30 outubro 2008

Human Bell - “Human Bell” (2008 Thrill Jockey)

A música de Nathan Bell e Dave Heumann (dos Arbouretum) desafia qualquer fácil categorização. Estamos na presença de um disco instrumental, que mistura de uma forma exemplar padrões musicais tradicionais: “rock”, “folk”, “pós-rock”, “blues” e “americana”.
O que transmite é uma evidente sinergia e um genuíno bem-estar dos intervenientes nestas cuidadosamente executadas composições, simultaneamente sensoriais e evocativas, com os dois guitarristas sempre em perfeito sincronismo.

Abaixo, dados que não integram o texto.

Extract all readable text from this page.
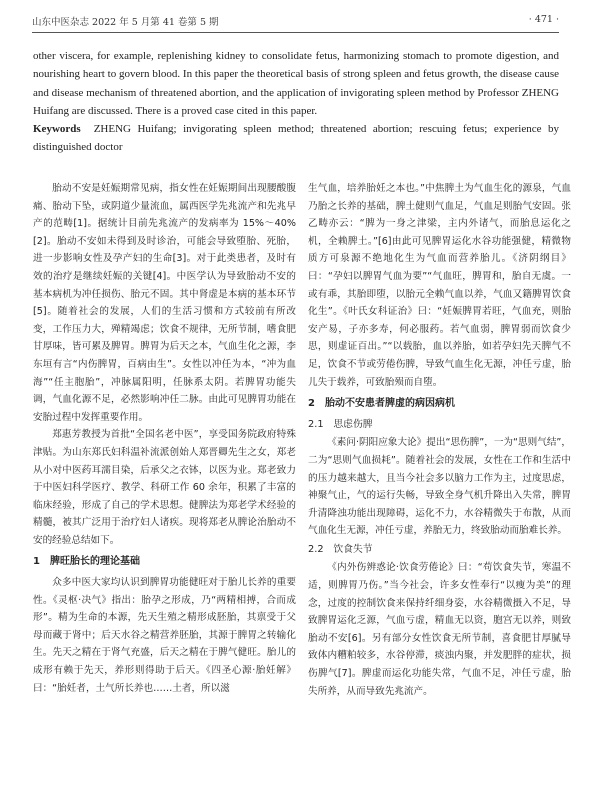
山东中医杂志 2022 年 5 月第 41 卷第 5 期	· 471 ·
other viscera, for example, replenishing kidney to consolidate fetus, harmonizing stomach to promote digestion, and nourishing heart to govern blood. In this paper the theoretical basis of strong spleen and fetus growth, the disease cause and disease mechanism of threatened abortion, and the application of invigorating spleen method by Professor ZHENG Huifang are discussed. There is a proved case cited in this paper.
Keywords ZHENG Huifang; invigorating spleen method; threatened abortion; rescuing fetus; experience by distinguished doctor

胎动不安是妊娠期常见病，指女性在妊娠期间出现腰酸腹痛、胎动下坠，或阴道少量流血，属西医学先兆流产和先兆早产的范畴[1]。据统计目前先兆流产的发病率为 15%～40%[2]。胎动不安如未得到及时诊治，可能会导致堕胎、死胎，进一步影响女性及孕产妇的生命[3]。对于此类患者，及时有效的治疗是继续妊娠的关键[4]。中医学认为导致胎动不安的基本病机为冲任损伤、胎元不固。其中肾虚是本病的基本环节[5]。随着社会的发展，人们的生活习惯和方式较前有所改变，工作压力大，殚精竭虑；饮食不规律，无所节制，嗜食肥甘厚味，皆可累及脾胃。脾胃为后天之本，气血生化之源，李东垣有言“内伤脾胃，百病由生”。女性以冲任为本，“冲为血海”“任主胞胎”，冲脉属阳明，任脉系太阴。若脾胃功能失调，气血化源不足，必然影响冲任二脉。由此可见脾胃功能在安胎过程中发挥重要作用。

郑惠芳教授为首批“全国名老中医”，享受国务院政府特殊津贴。为山东郑氏妇科温补流派创始人郑晋卿先生之女，郑老从小对中医药耳濡目染，后承父之衣钵，以医为业。郑老致力于中医妇科学医疗、教学、科研工作 60 余年，积累了丰富的临床经验，形成了自己的学术思想。健脾法为郑老学术经验的精髓，被其广泛用于治疗妇人诸疾。现将郑老从脾论治胎动不安的经验总结如下。

1　脾旺胎长的理论基础

众多中医大家均认识到脾胃功能健旺对于胎儿长养的重要性。《灵枢·决气》指出：胎孕之形成，乃“两精相搏，合而成形”。精为生命的本源，先天生殖之精形成胚胎，其禀受于父母而藏于肾中；后天水谷之精营养胚胎，其源于脾胃之转输化生。先天之精在于肾气充盛，后天之精在于脾气健旺。胎儿的成形有赖于先天，养形则得助于后天。《四圣心源·胎妊解》曰：“胎妊者，土气所长养也……土者，所以滋

生气血，培养胎妊之本也。”中焦脾土为气血生化的源泉，气血乃胎之长养的基础，脾土健则气血足，气血足则胎气安固。张乙畴亦云：“脾为一身之津梁，主内外诸气，而胎息运化之机，全赖脾土。”[6]由此可见脾胃运化水谷功能强健，精微物质方可泉源不绝地化生为气血而营养胎儿。《济阴纲目》曰：“孕妇以脾胃气血为要”“气血旺，脾胃和，胎自无虞。一或有乖，其胎即堕，以胎元全赖气血以养，气血又籍脾胃饮食化生”。《叶氏女科证治》曰：“妊娠脾胃若旺，气血充，则胎安产易，子亦多寿，何必服药。若气血弱，脾胃弱而饮食少思，则虚证百出。”“以载胎，血以养胎，如若孕妇先天脾气不足，饮食不节或劳倦伤脾，导致气血生化无源，冲任亏虚，胎儿失于载养，可致胎殒而自堕。

2　胎动不安患者脾虚的病因病机
2.1　思虑伤脾

《素问·阴阳应象大论》提出“思伤脾”，一为“思则气结”，二为“思则气血损耗”。随着社会的发展，女性在工作和生活中的压力越来越大，且当今社会多以脑力工作为主，过度思虑，神聚气止，气的运行失畅，导致全身气机升降出入失常，脾胃升清降浊功能出现障碍，运化不力，水谷精微失于布散，从而气血化生无源，冲任亏虚，养胎无力，终致胎动而胎难长养。

2.2　饮食失节

《内外伤辨惑论·饮食劳倦论》曰：“苟饮食失节，寒温不适，则脾胃乃伤。”当今社会，许多女性奉行“以瘦为美”的理念，过度的控制饮食来保持纤细身姿，水谷精微摄入不足，导致脾胃运化乏源，气血亏虚，精血无以资，胞宫无以养，则致胎动不安[6]。另有部分女性饮食无所节制，喜食肥甘厚腻导致体内糟粕较多，水谷停滞，痰浊内聚，并发肥胖的症状，损伤脾气[7]。脾虚而运化功能失常，气血不足，冲任亏虚，胎失所养，从而导致先兆流产。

É notável a forma como estruturam os longos temas. “A Change In Fortunes” abre sinistramente com uma fúnebre guitarra no estilo “americana”, mas lentamente transforma-se num belo e desapressado conjunto de acordes optimistas. “Splendor And Concealment” começa brando e vasto antes de repentinamente acelerar e cerrar-se quebrando a hipotética fantasia numa expressiva dupla improvisação bem ao estilo do visionário John Fahey. São melodias que perduram, graças às repetições hipnóticas e aos momentos rítmicos verdadeiramente empolgantes que conduzem a um climax espiritual.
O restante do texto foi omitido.